Para recibirla debo asumir mis errores. No hay ningún pecado que limite su misericordia. Y después, con humildad -y esto es ciertamente difícil- perdonar lo que Dios ya me ha perdonado: si Él olvidó mi pecado, debo reconciliarme con mi persona.
Quizás todo esto suene extraño para algunos. Decía el papa Pío XII que estamos perdiendo la conciencia de pecado y de la culpa. Recordaba Juan Pablo II que el problema del hombre es que está perdiendo la conciencia y esto conduce a la destrucción a la pérdida de la capacidad de discernir el bien del mal y poder obrar en consecuencia, el no poder distinguir dónde está la verdad.
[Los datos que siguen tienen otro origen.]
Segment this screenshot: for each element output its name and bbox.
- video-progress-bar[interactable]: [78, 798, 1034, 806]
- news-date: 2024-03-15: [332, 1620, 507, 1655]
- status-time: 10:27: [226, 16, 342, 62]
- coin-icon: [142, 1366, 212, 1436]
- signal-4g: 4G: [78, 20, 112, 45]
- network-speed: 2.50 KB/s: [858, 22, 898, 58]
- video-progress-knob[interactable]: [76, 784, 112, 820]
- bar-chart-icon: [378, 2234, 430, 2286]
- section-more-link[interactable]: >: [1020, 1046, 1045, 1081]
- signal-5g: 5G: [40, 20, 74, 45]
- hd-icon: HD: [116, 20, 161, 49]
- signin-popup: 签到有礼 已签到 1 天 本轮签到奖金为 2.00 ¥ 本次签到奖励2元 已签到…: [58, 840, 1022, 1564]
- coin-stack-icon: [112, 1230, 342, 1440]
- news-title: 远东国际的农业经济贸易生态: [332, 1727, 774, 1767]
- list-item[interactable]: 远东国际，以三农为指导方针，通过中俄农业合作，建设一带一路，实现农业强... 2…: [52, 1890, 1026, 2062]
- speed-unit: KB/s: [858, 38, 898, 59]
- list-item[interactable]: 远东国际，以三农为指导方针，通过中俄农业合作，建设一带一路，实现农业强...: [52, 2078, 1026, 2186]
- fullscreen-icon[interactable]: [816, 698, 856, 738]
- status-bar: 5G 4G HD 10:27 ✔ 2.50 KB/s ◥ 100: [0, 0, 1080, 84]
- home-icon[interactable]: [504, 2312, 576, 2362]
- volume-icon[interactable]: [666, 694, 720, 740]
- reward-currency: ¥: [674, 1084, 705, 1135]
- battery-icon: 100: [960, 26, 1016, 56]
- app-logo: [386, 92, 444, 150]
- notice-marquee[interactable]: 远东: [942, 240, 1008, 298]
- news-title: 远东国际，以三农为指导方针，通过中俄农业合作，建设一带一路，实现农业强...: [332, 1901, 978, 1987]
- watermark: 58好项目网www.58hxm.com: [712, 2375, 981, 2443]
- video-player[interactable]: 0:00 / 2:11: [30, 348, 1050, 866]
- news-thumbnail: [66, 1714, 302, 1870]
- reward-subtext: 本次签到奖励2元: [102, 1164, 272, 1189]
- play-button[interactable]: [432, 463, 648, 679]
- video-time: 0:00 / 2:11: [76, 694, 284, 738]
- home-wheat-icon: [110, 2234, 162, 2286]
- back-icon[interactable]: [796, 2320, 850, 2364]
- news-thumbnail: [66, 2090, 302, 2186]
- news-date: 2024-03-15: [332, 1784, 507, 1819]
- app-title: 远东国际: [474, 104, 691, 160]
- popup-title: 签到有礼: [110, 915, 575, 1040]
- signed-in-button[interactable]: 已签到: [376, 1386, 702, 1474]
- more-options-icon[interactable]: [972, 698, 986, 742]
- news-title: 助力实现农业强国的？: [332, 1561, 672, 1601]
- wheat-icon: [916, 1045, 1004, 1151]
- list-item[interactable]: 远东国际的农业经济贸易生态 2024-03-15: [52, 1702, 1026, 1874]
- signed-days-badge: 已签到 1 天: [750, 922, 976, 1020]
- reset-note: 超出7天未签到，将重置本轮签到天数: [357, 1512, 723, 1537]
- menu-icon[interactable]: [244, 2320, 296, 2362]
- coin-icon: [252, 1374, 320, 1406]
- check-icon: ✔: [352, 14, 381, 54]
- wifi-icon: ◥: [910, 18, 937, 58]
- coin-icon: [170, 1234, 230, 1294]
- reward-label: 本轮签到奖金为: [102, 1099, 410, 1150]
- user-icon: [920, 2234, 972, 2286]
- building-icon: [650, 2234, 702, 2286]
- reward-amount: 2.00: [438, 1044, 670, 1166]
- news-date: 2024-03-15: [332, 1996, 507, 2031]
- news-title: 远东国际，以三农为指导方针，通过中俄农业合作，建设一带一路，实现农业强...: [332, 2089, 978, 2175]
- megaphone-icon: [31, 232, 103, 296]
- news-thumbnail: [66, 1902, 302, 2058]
Cuando secuestramos la verdad nos convertimos en nuestros propios esclavos. Diría el escritor G. K. Chesterton “la mentira es una verdad que se ha vuelto loca”.
Si decimos que no tenemos pecado, nos engañamos y la verdad no está en nosotros. Si confesamos nuestros pecados, fiel y justo es Él para perdonar nuestros pecados y purificarnos de toda injusticia. Si decimos que no hemos pecado, le hacemos mentiroso y su palabra no está en nosotros" (1 Jn 1, 9-10).
El pecado afecta directamente a Dios, roba al hombre su dignidad, nos desorienta, nos quita hasta las ganas de vivir… Pero donde no hay conciencia de pecado, ya no hay necesidad de Redentor, ya no necesitamos a Dios. Y Jesucristo es únicamente un reformador social y, en consecuencia, la Iglesia, tan sólo, una ONG.
Si pudiera revivir mis pecados como los ha vivido el Señor -rezaba San Ignacio…Si pudiera, mirando al Crucificado, darme cuenta de que su pasión y muerte han sido por mi culpa…
Me pregunto si los sacerdotes estamos en los confesionarios para administrar el sacramento de la Reconciliación, si nos preocupamos en provocar esta fiesta de la gracia y que la Iglesia sea sacramento de la sonrisa de Dios. No nos suele gustar que nos digan los feligreses que estamos equivocados…Se es un buen confesor cuando se es un asiduo penitente.
Os invito a confesaros como estos tres cadetes de la Academia. A tener un corazón nuevo, contagiando a todos vuestra alegría; a celebrar la gran fiesta de la gracia divina…
Cristo me perdona, amándome con un inmenso abrazo, y desea hacer su obra, la mayor obra divina por excelencia: hacer del pecador un santo.